With Pole, Betke hasn’t abandoned his vision altogether, he’s just turned it in a new direction. Here the feeling is more of a low-key underground hip-hop album than of an edgy work of “electronica”. This is in part because four of the nine tracks feature Cincinnati rapper Fat Jon on vocals, something absent from Pole’s previous albums. On those tracks Betke necessarily shifts roles, crafting tracks suited for hip-hop vocals. Yet even the five instrumentals retain the feeling of those four tracks. The nine songs feel very much cut of one cloth, and this time the rhythms and mood have a distinct hip-hop influence … not the sort of hip-hop that’s ringing up the million-dollar sales, but a mellow, spaced-out type of hip-hop. The beats sound like they could have come off an Outkast record or even a Dr. Dre record, if Outkast or Dre were Martians that liked everything slowed down and twisted.

The dub influence is still high, both in terms of style and concept: two of the track titles bear the word “version” behind them, and several sound like different versions of each other.

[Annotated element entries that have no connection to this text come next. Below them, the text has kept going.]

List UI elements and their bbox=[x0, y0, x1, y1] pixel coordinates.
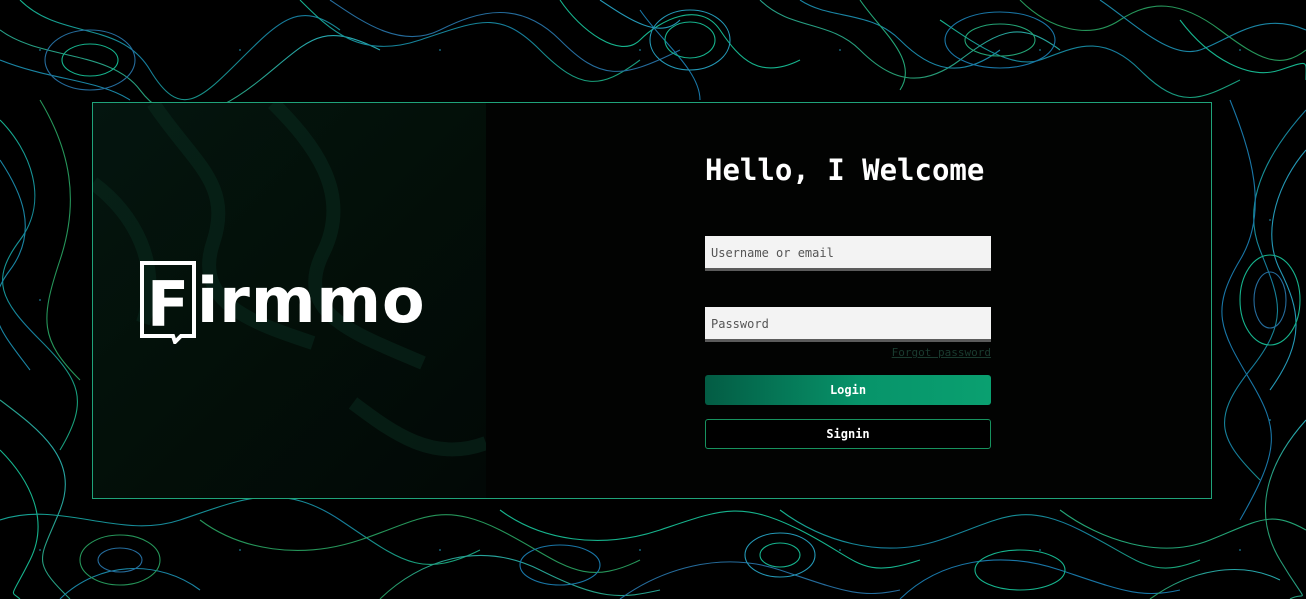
forgot-password-link[interactable]: Forgot password bbox=[892, 346, 991, 359]
logo-initial: F bbox=[147, 268, 189, 341]
brand-name: irmmo bbox=[197, 264, 426, 337]
brand-logo: F irmmo bbox=[139, 257, 426, 346]
login-button[interactable]: Login bbox=[705, 375, 991, 405]
signin-button[interactable]: Signin bbox=[705, 419, 991, 449]
password-input[interactable] bbox=[705, 307, 991, 342]
firmmo-logo-icon: F bbox=[139, 260, 196, 346]
welcome-title: Hello, I Welcome bbox=[705, 153, 985, 187]
brand-panel: F irmmo bbox=[93, 103, 486, 498]
username-input[interactable] bbox=[705, 236, 991, 271]
login-form: Hello, I Welcome Forgot password Login S… bbox=[705, 103, 995, 498]
login-card: F irmmo Hello, I Welcome Forgot password… bbox=[92, 102, 1212, 499]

Yet the fuzz is pretty much gone. On the surface that’s a huge change, a giving-up of the sound most people identify with Pole. It’s akin to Miles switching to organ; the sound you’re listening for is gone. Yet ultimately that seems less like a surrender than an expression of freedom. These tracks are still filled with weird sounds, it’s just not the same sounds you might be expecting.

The beats and bass on Pole are augmented by synthesizer notes that come and go like mischievous ghosts, chimes that ring and similarly disappear, a saxophone (courtesy of Thomas Haas) that sounds warped, and plenty of noises that you’ll strain to identify. As sparse as these tracks are — and they are sparse; you feel if you tried to chart all of the sonic elements on some sort of map you’d come up with something simple, like a square — they’re also complicated. The more you listen the more you wonder what all is going on, what all you’re hearing.

The combination of streamlined sonic architecture with a heavy dose of mystery fits tightly with Fat Jon’s lyrics and rhyming style. He rhymes like a Zen poet, ruminating on the hidden forces behind the world. His words mull over infinity and time; he treads near that line between philosophy and new-age mumbo-jumbo, but to my ears he stays firmly on the side of mental exploration, not narcissism. “You never found a place that made you feel more radical”, he says on “Arena”, and while he’s talking about a place inside he could just as well be describing the track, which is both comforting and unsettling, with rumbling percussion and what sounds like either a distorted harmonica or an alien version of Astor Piazzolla’s bandoneon.

Pole might throw you for a loop if you’re overly attached to the “Pole sound” of the past, but that might be a good thing. It’s an album about forward motion and learning: Fat Jon’s rhymes deal with finding peace through exploration, while Betke’s musical tracks embody both. Pole is one self-titled album where the artist’s progression feels genuine. Betke uses his past sound as a platform without getting too attached to it. If he continues to do that, who knows what far-off places he’ll lead us to.